Look for
Only about 4 ½ inches in length, the Carolina chickadee has a black cap and bib with a white cheek patch; gray back, wings, and tail; and pale underparts with buff-colored flanks. The bill is tiny and dark, the legs and feet black. Males and females are alike, and there are no seasonal differences in plumage.
Listen for
Chickadees travel in noisy little bands and draw attention to themselves with their frequent scolding chatter. The so-fee, so-fay song of the Carolina chickadee is longer than the black-capped chickadee’s—four notes as opposed to two or three—and its chick-a-dee-dee-dee call is higher-pitched and more rapid.
Find it
Gregarious and widespread, chickadees are just about everyone’s favorite backyard birds.

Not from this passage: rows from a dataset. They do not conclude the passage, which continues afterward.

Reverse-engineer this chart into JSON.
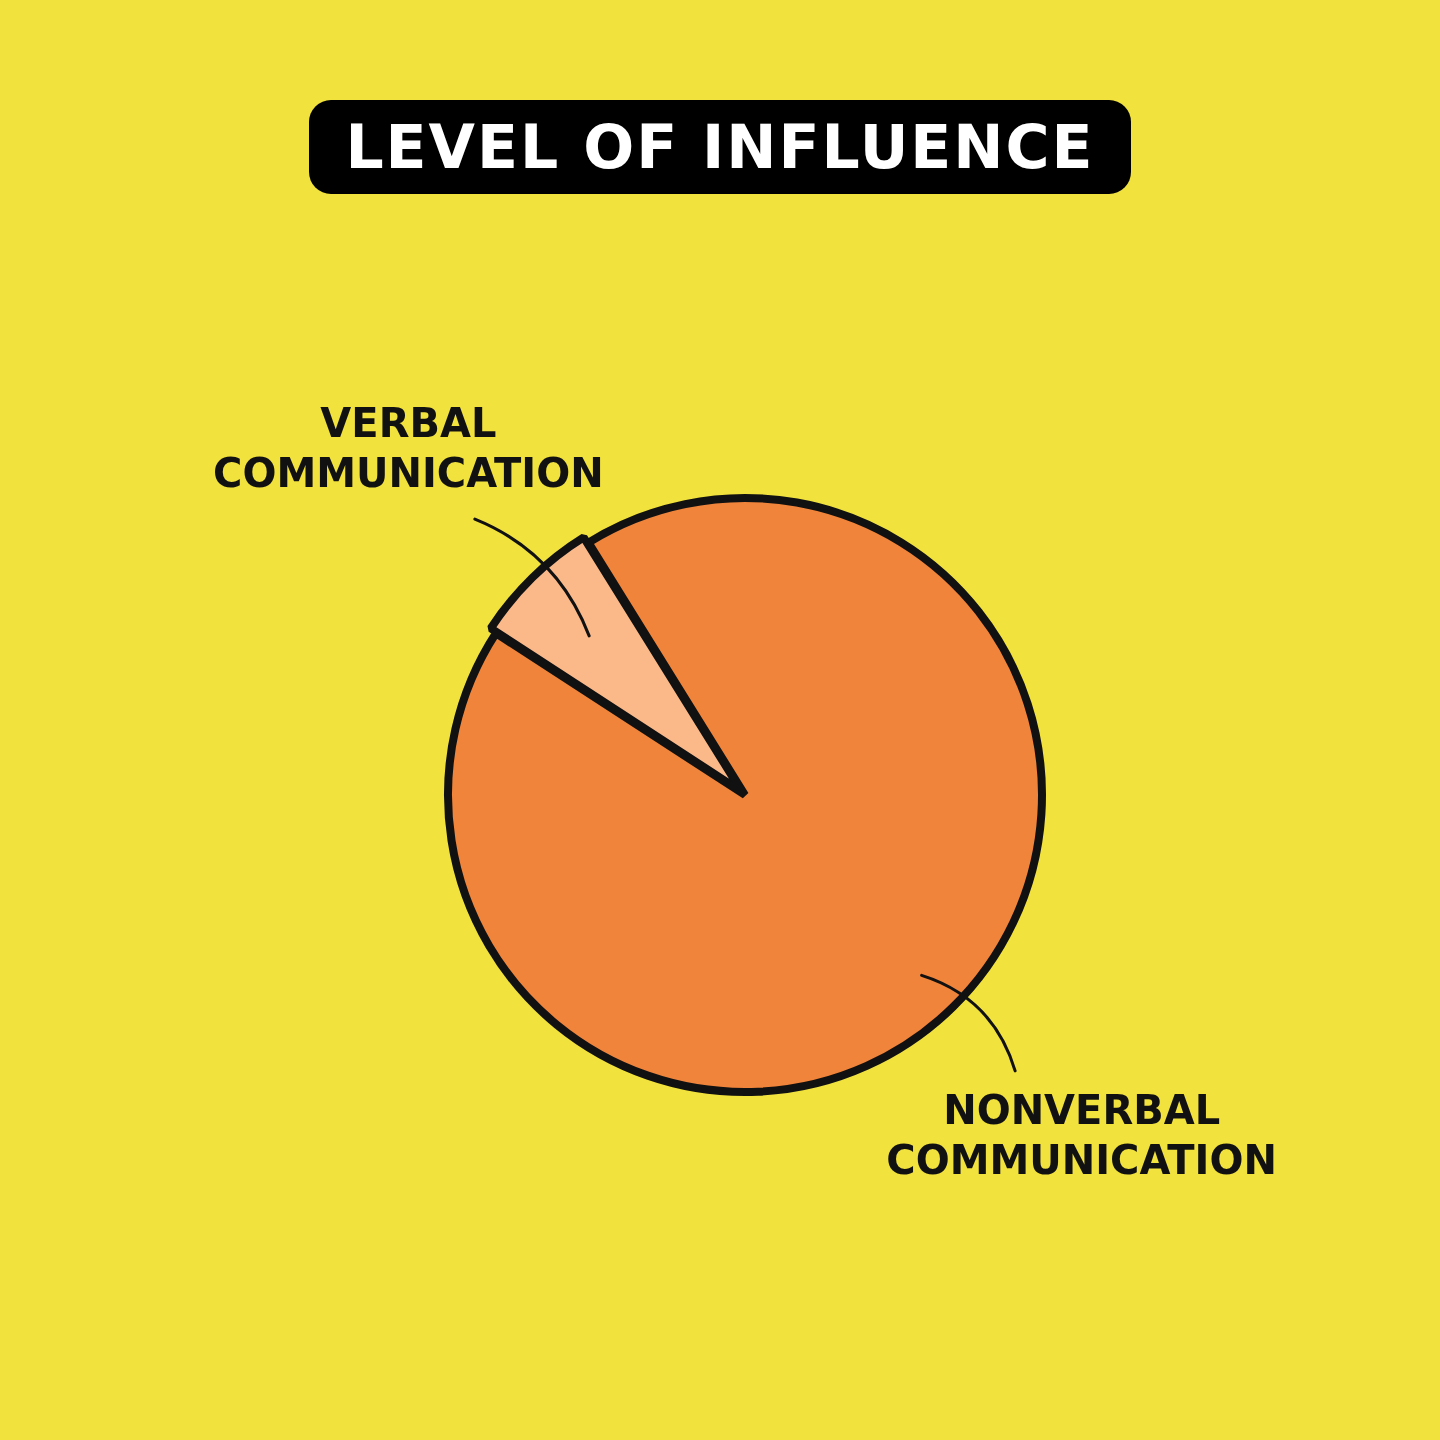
{
  "chart_data": {
    "type": "pie",
    "title": "LEVEL OF INFLUENCE",
    "categories": [
      "VERBAL COMMUNICATION",
      "NONVERBAL COMMUNICATION"
    ],
    "values": [
      7,
      93
    ],
    "colors": [
      "#fbb98a",
      "#f0843a"
    ]
  }
}
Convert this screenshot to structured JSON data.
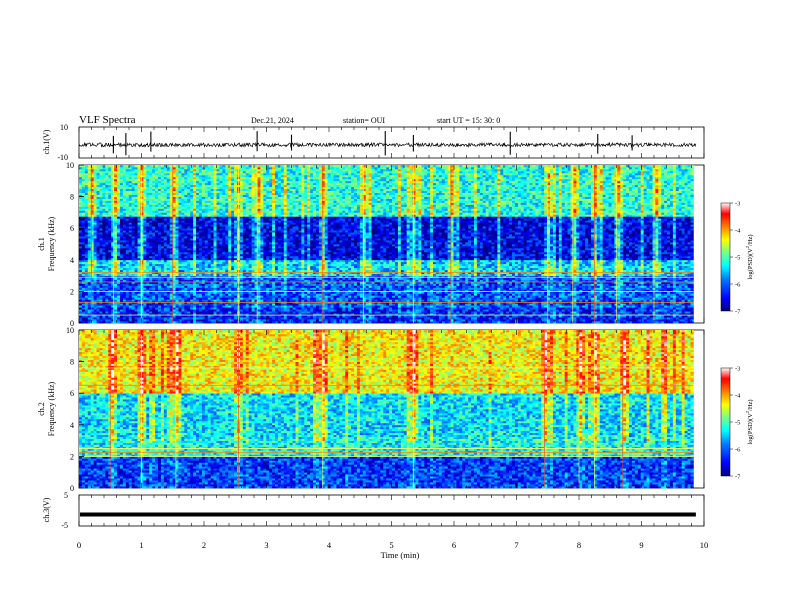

In the South, the resident chickadee is the Carolina, a slightly smaller but otherwise very similar cousin to the black-capped chickadee of the northern states.
The Carolina chickadee is resident (non-migratory) and, through most of its range, it is the only chickadee present. It is generally replaced by the black-capped chickadee at elevations above 5,000 feet in the southern Appalachians, though.

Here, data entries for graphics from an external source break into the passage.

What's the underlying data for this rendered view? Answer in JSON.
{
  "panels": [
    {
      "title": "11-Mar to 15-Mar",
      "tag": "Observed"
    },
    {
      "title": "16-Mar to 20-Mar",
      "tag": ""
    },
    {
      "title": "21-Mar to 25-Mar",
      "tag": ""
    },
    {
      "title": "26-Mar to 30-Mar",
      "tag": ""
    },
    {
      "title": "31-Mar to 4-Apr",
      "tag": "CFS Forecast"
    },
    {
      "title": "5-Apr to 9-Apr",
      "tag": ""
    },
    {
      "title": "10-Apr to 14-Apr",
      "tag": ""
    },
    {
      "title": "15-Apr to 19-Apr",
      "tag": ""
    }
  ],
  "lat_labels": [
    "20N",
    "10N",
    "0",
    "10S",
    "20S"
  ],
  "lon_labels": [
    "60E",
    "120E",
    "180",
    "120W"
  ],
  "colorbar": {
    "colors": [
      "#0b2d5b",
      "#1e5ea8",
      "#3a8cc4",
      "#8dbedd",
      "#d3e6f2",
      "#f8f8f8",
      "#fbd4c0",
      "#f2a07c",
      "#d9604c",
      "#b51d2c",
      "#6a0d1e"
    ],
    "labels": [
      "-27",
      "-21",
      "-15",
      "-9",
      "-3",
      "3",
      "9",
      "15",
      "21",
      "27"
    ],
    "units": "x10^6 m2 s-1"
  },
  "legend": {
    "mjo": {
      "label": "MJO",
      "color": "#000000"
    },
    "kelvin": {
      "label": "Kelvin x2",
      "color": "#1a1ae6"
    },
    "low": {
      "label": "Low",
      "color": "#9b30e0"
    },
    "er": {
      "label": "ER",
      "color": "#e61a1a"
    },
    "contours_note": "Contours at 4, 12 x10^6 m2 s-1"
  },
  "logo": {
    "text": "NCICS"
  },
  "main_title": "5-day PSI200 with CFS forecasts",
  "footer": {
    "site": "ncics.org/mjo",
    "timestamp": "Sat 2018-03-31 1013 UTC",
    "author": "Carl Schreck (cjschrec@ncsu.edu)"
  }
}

Where the two species overlap they may occasionally interbreed, so identifying individual birds under such circumstances is tricky.
Feed it
Carolina chickadees have a varied diet. Nearly half of the food taken in the wild consists of insects, such as aphids, ants, moths, and leafhoppers. They also eat spiders, weed seeds, and the seeds and small fruits of many trees and vines. Chickadees are often the first birds to discover a newly installed bird feeder. At feeders they are partial to sunflower seeds, suet, and peanuts.
Nesting Behavior
Cavity nesters, Carolina chickadees seek out natural holes in woodland trees, often adapting old woodpecker holes. They readily accept not only nesting boxes, but also crevices under eaves or porch roofs, hollowed out fenceposts, or drainpipes.

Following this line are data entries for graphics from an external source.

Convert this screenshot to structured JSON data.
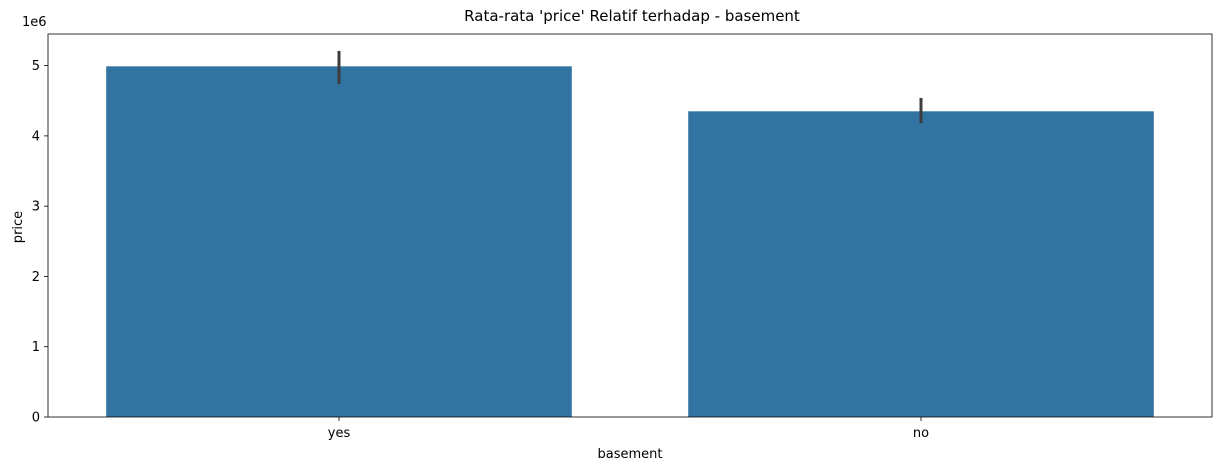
{
  "chart_data": {
    "type": "bar",
    "title": "Rata-rata 'price' Relatif terhadap - basement",
    "xlabel": "basement",
    "ylabel": "price",
    "y_offset_label": "1e6",
    "categories": [
      "yes",
      "no"
    ],
    "values": [
      4990000,
      4350000
    ],
    "error_bars": [
      {
        "low": 4740000,
        "high": 5210000
      },
      {
        "low": 4180000,
        "high": 4540000
      }
    ],
    "ylim": [
      0,
      5450000
    ],
    "yticks": [
      0,
      1000000,
      2000000,
      3000000,
      4000000,
      5000000
    ],
    "ytick_labels": [
      "0",
      "1",
      "2",
      "3",
      "4",
      "5"
    ],
    "grid": false,
    "bar_color": "#3274a1",
    "error_color": "#3d3d3d"
  }
}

The nest (made by the female) is a thick mass of mosses, bark, and grasses, enclosing a cup of soft hair. One side is built up higher than the other and can be pulled down like a flap to cover the young when both parents are away.
As many as eight eggs are laid and incubated by the female for 11 to 13 days; both parents then share the feeding of the young until they fledge after two weeks.
Wow!
A Carolina Chickadee nesting in a nest box may hiss at you like a snake and strike at your finger as you check the nest. This behavior is meant to drive off nest predators.